О ЧЕМ ПЛАЧЕТ СКРИПКА?

I

Жила у нас в заречье старушка по имени Бикэ́. Взрослые недолюбливали ее, называли вилявой: и туда, мол, тянется и сюда. Иногда и похлестче слышались слова: выродок-де она.

Но не принимало их наше сердце. Как можно было говорить такое о бабушке Бикэ? Почему это она выродок? Отец как-то сказал, что Бикэ — самый несчастный человек на свете. Не оттого ли, что она была слепой на один глаз? Нет, не могло этого быть, ведь никто вроде и не замечал ее слепоты.

Бабушка Бикэ была частью окружающего нас мира, как тихая речка Буйда́, студеные родники под горкой. Без бабушки Бикэ чего-то не хватало бы Янасале, стало бы скучней.

Порой с улицы доносится тихий говорок. Прислушаешься и сразу узнаешь: это бабушка Бикэ, сама с собой беседует.

Вот зальется в лае соседская собачка. И тут же раздается сетованье бабушки Бикэ. Голос у нее хрипловатый, и говорит она немного в нос.

— Чево ты корло дерешь, — бормочет она, — зубы скалишь?

Как многие кряшены у нас, она вместо одних букв вставляет другие, и оттого мы особенно любим слушать ее.

— Небось сотню раз прокожу мимо твово носа, и ты сотню раз облаиваешь меня! Кляделки-то твои кде? Совесть твоя кде? Тьфу, тьфу! Со мной на пару старишься, а разуму не набралась! Косподи!

Бабушка Бикэ, пока пройдет по деревне, и с зашипевшим на нее гусаком потолкует, и с отбившимся от матки ягненком. И камню, о который споткнется на дороге, она мягко выразит обиду, и крапиве у забора.

— И-и, — скажет, — бестолковая! Уж не вытерпела, ожкла! Ядовитая ты! Зло, стало быть, на меня имела!

У бабушки Бикэ найдется слово и для каждого встречного, и для каждого дома, мимо которого она проходит. В летнюю пору, поравнявшись с нашим садом, она заохает:

— Ох, и запаки, запаки, блакословенье косподне! От сирени-то, от цветиков Башира-абзы все круком раем стало. Уж так дыканью лекко, так лекко!
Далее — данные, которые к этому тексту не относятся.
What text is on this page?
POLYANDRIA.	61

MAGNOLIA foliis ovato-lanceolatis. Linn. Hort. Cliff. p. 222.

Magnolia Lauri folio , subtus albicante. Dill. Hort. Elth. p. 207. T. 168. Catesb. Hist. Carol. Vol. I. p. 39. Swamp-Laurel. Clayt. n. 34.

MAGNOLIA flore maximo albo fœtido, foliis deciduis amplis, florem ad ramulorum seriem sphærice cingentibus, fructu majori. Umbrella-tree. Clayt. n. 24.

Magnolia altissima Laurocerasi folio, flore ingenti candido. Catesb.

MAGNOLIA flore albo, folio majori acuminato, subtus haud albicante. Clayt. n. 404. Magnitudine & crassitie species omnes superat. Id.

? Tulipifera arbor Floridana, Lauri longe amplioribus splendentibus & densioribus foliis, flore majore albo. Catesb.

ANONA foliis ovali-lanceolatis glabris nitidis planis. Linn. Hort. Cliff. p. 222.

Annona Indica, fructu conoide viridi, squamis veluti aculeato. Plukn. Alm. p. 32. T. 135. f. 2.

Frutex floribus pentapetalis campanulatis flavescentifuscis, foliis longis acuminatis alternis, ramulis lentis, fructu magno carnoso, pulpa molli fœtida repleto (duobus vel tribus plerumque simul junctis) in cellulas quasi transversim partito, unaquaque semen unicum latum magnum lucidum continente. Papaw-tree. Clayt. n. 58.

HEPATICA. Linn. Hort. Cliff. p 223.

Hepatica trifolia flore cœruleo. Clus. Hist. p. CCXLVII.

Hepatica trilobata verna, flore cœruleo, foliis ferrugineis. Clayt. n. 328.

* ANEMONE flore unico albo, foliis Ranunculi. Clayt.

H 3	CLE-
Блакослови ево косподь…

Когда бабушке Бикэ приходится в татарский дом заглянуть, уже перешагивая порог, она бормочет что-то вроде «бисмиллы́»[37]. Не забывает повторить его, и поднося ко рту чашку с чаем или еду. Но если во время чаепития или доброй беседы вдруг зазвонят колокола, бабушка Бикэ вскочит и, перевязывая на ходу платок на русский лад, бежит в церковь.
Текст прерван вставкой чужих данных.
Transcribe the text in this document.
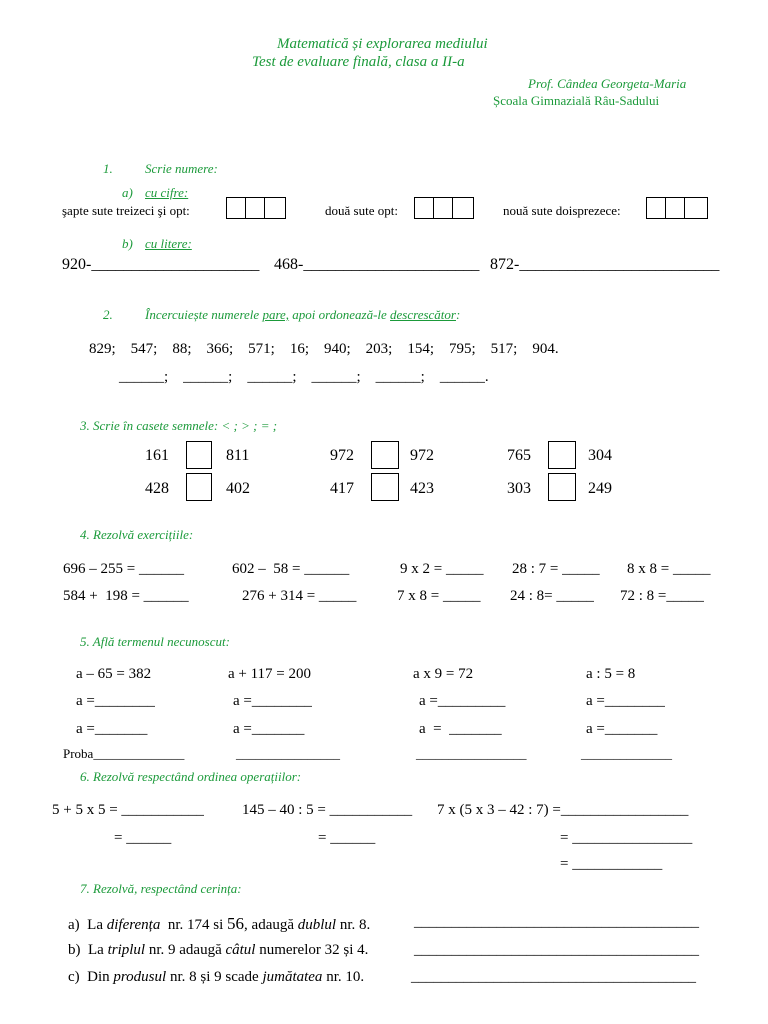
Matematică și explorarea mediului
Test de evaluare finală, clasa a II-a
Prof. Cândea Georgeta-Maria
Școala Gimnazială Râu-Sadului
1. Scrie numere:
a) cu cifre:
şapte sute treizeci şi opt:	două sute opt:	nouă sute doisprezece:
b) cu litere:
920-_____________________ 468-______________________ 872-_________________________
2. Încercuiește numerele pare, apoi ordonează-le descrescător:
829;    547;    88;    366;    571;    16;    940;    203;    154;    795;    517;    904.
______;    ______;    ______;    ______;    ______;    ______.
3. Scrie în casete semnele: < ; > ; = ;
161	811	972	972	765	304
428	402	417	423	303	249
4. Rezolvă exercițiile:
696 – 255 = ______	602 –  58 = ______	9 x 2 = _____ 28 : 7 = _____ 8 x 8 = _____
584 +  198 = ______	276 + 314 = _____	7 x 8 = _____ 24 : 8= _____ 72 : 8 =_____
5. Află termenul necunoscut:
a – 65 = 382	a + 117 = 200	a x 9 = 72	a : 5 = 8
a =________	a =________	a =_________	a =________
a =_______	a =_______	a  =  _______	a =_______
Proba______________	________________	_________________	______________
6. Rezolvă respectând ordinea operațiilor:
5 + 5 x 5 = ___________	145 – 40 : 5 = ___________ 7 x (5 x 3 – 42 : 7) =_________________
= ______	= ______	= ________________
= ____________
7. Rezolvă, respectând cerința:
a) La diferența  nr. 174 si 56, adaugă dublul nr. 8.	______________________________________
b) La triplul nr. 9 adaugă câtul numerelor 32 și 4.	______________________________________
c) Din produsul nr. 8 și 9 scade jumătatea nr. 10.	______________________________________
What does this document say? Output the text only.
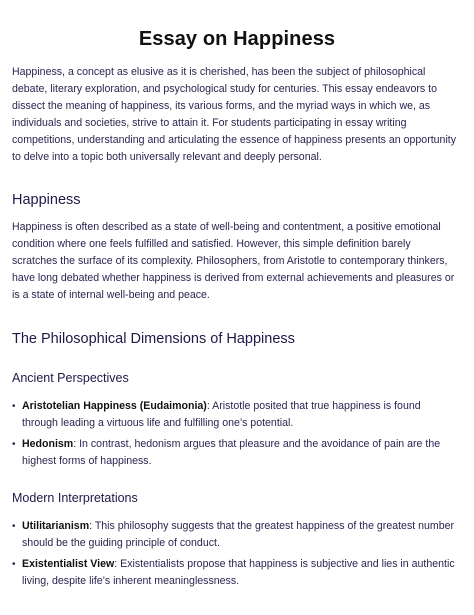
Essay on Happiness

Happiness, a concept as elusive as it is cherished, has been the subject of philosophical debate, literary exploration, and psychological study for centuries. This essay endeavors to dissect the meaning of happiness, its various forms, and the myriad ways in which we, as individuals and societies, strive to attain it. For students participating in essay writing competitions, understanding and articulating the essence of happiness presents an opportunity to delve into a topic both universally relevant and deeply personal.

Happiness

Happiness is often described as a state of well-being and contentment, a positive emotional condition where one feels fulfilled and satisfied. However, this simple definition barely scratches the surface of its complexity. Philosophers, from Aristotle to contemporary thinkers, have long debated whether happiness is derived from external achievements and pleasures or is a state of internal well-being and peace.

The Philosophical Dimensions of Happiness
Ancient Perspectives
• Aristotelian Happiness (Eudaimonia): Aristotle posited that true happiness is found through leading a virtuous life and fulfilling one’s potential.
• Hedonism: In contrast, hedonism argues that pleasure and the avoidance of pain are the highest forms of happiness.
Modern Interpretations
• Utilitarianism: This philosophy suggests that the greatest happiness of the greatest number should be the guiding principle of conduct.
• Existentialist View: Existentialists propose that happiness is subjective and lies in authentic living, despite life’s inherent meaninglessness.
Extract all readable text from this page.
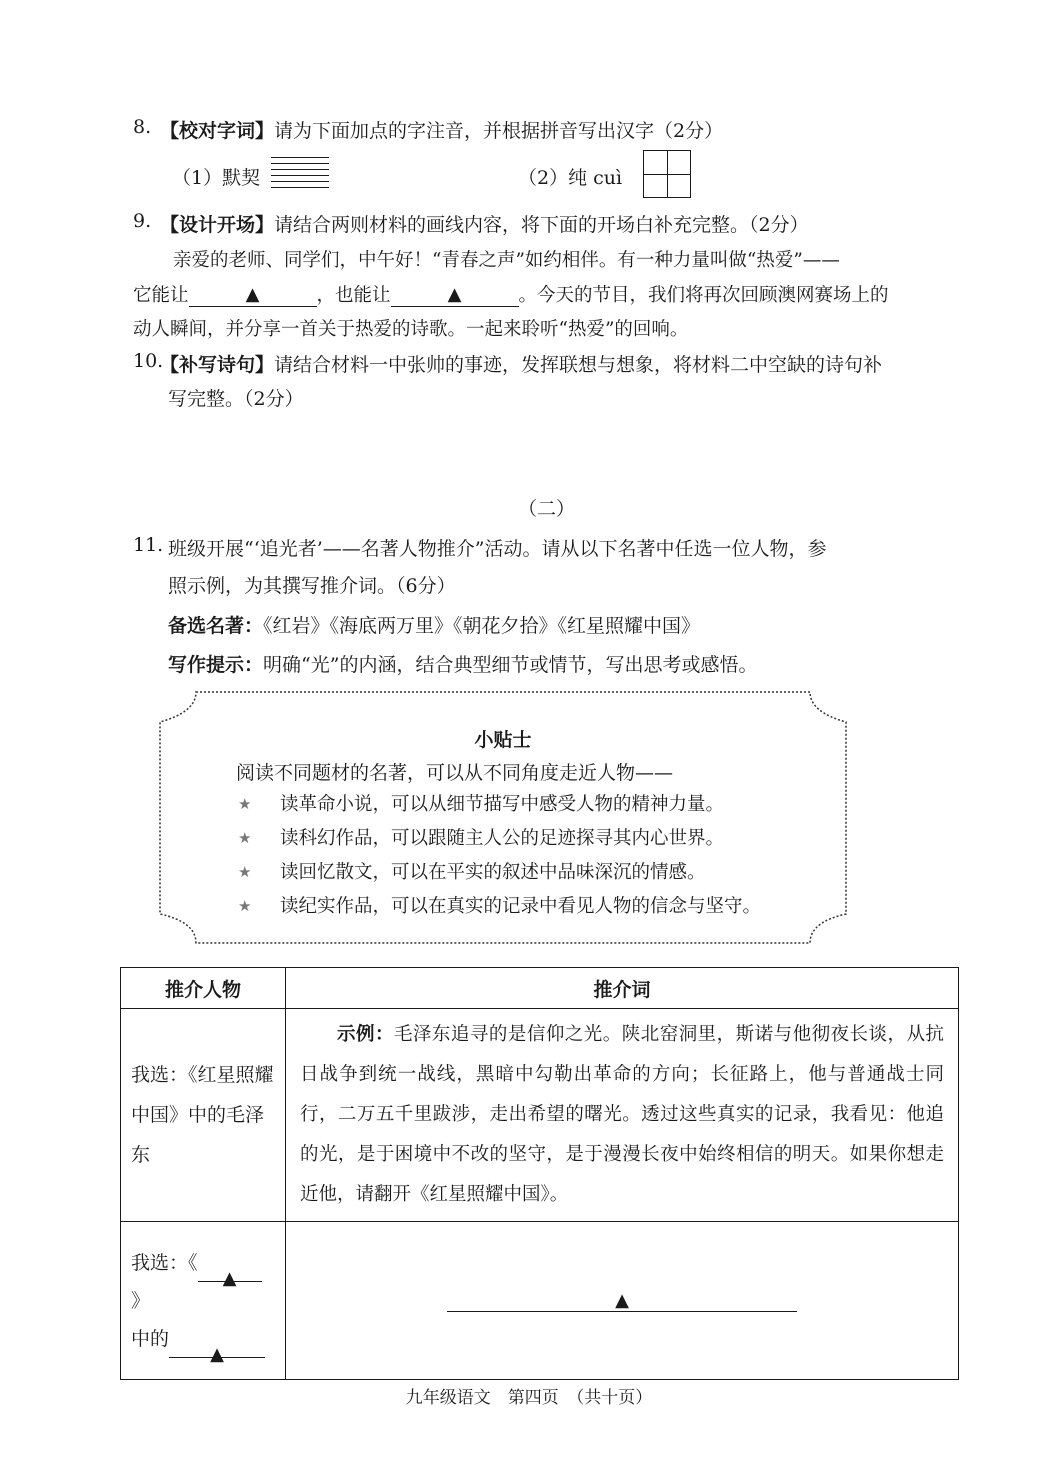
8. 【校对字词】请为下面加点的字注音，并根据拼音写出汉字（2分）
（1）默契	（2）纯 cuì
9. 【设计开场】请结合两则材料的画线内容，将下面的开场白补充完整。（2分）
亲爱的老师、同学们，中午好！“青春之声”如约相伴。有一种力量叫做“热爱”——
它能让	▲	，也能让	▲	。今天的节目，我们将再次回顾澳网赛场上的
动人瞬间，并分享一首关于热爱的诗歌。一起来聆听“热爱”的回响。
10.
【补写诗句】请结合材料一中张帅的事迹，发挥联想与想象，将材料二中空缺的诗句补
写完整。（2分）
（二）
11. 班级开展“‘追光者’——名著人物推介”活动。请从以下名著中任选一位人物，参
照示例，为其撰写推介词。（6分）
备选名著：《红岩》《海底两万里》《朝花夕拾》《红星照耀中国》
写作提示：明确“光”的内涵，结合典型细节或情节，写出思考或感悟。
小贴士
阅读不同题材的名著，可以从不同角度走近人物——
★ 读革命小说，可以从细节描写中感受人物的精神力量。
★ 读科幻作品，可以跟随主人公的足迹探寻其内心世界。
★ 读回忆散文，可以在平实的叙述中品味深沉的情感。
★ 读纪实作品，可以在真实的记录中看见人物的信念与坚守。
推介人物	推介词
我选：《红星照耀中国》中的毛泽东	示例：毛泽东追寻的是信仰之光。陕北窑洞里，斯诺与他彻夜长谈，从抗日战争到统一战线，黑暗中勾勒出革命的方向；长征路上，他与普通战士同行，二万五千里跋涉，走出希望的曙光。透过这些真实的记录，我看见：他追的光，是于困境中不改的坚守，是于漫漫长夜中始终相信的明天。如果你想走近他，请翻开《红星照耀中国》。
我选：《▲》
中的▲	▲
九年级语文　第四页　（共十页）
Люди смеялись над этим. А на расспросы наши бабушка Бикэ без хитрости, без притворства отвечала:

— И-и, детушки, для вас — сказка, а для меня — истина. Сама я — Бикэ, старик же мой — Икнат. На кубах у меня — бисмилла, на круди — крест. Обоим нам помирать приспела пора. Косподи, как быть-то теперь? Русский аллак коворит: моя вера правильная, татарский аллак то же про свою толкует. Они на небе никак не помирятся, а поп с муллой — на земле. Покуда в небо не попадешь, не узнаешь, кто прав-то. Вот я и услужаю им обоим, может, какой из аллаков сподобит меня милости своей.

II

Пусть старшие не всегда жаловали бабушку Бикэ, зато мы, дети, очень ее любили. Куда бы летом ни собралась она, мы всей ватагой увязывались за ней.

Бабушка Бикэ, когда шла с нами, повязывала платок по-татарски, распустив оба конца по спине, надевала фартук с крупным ярким узором. В руки брала оставшийся от дедовых времен залоснившийся вязовый туесок.

Однажды мы, больше десятка мальчишек и девчонок, шли за бабушкой Бикэ по зареченской улице и поравнялись с церковью. Нам не разрешалось подходить к ней близко. Наглядитесь, мол, на всякое там, наслушаетесь пения и душой омрачитесь. На сей раз мы не выдержали, остановились у церковной ограды. Во дворе какой-то длинноволосый русский дядюшка в черном до пят одеянии, мотаясь из стороны в сторону, раскачивал колокола. Перебирая в руках толстые веревки, свисавшие с колокольни, он дергал то одну, то другую из них, и звон, будто переливаясь, нарастал, и наконец раздавался гул самого большого колокола.

К церкви стекались празднично одетые люди. Это шли крестьяне из русской деревни. Мы подошли вплотную к дверям. Изнутри со всех стен смотрели на нас большими глазами чьи-то лики.

Только бабушка Бикэ увела нас от церкви.

— Пойдемте, детушки, — приговаривала она, — пойдемте! А то попрекать меня будут. Крестить, мол, собираюсь вас.

Двинулись мы за ней, и вдруг из-за угла показался дьякон Мики́ш. Его длинные седеющие волосы висели до плеч, лицо все заросло серой же бородой и усами, красный кончик круглого, как у кошки, носа смешно выступал вперед.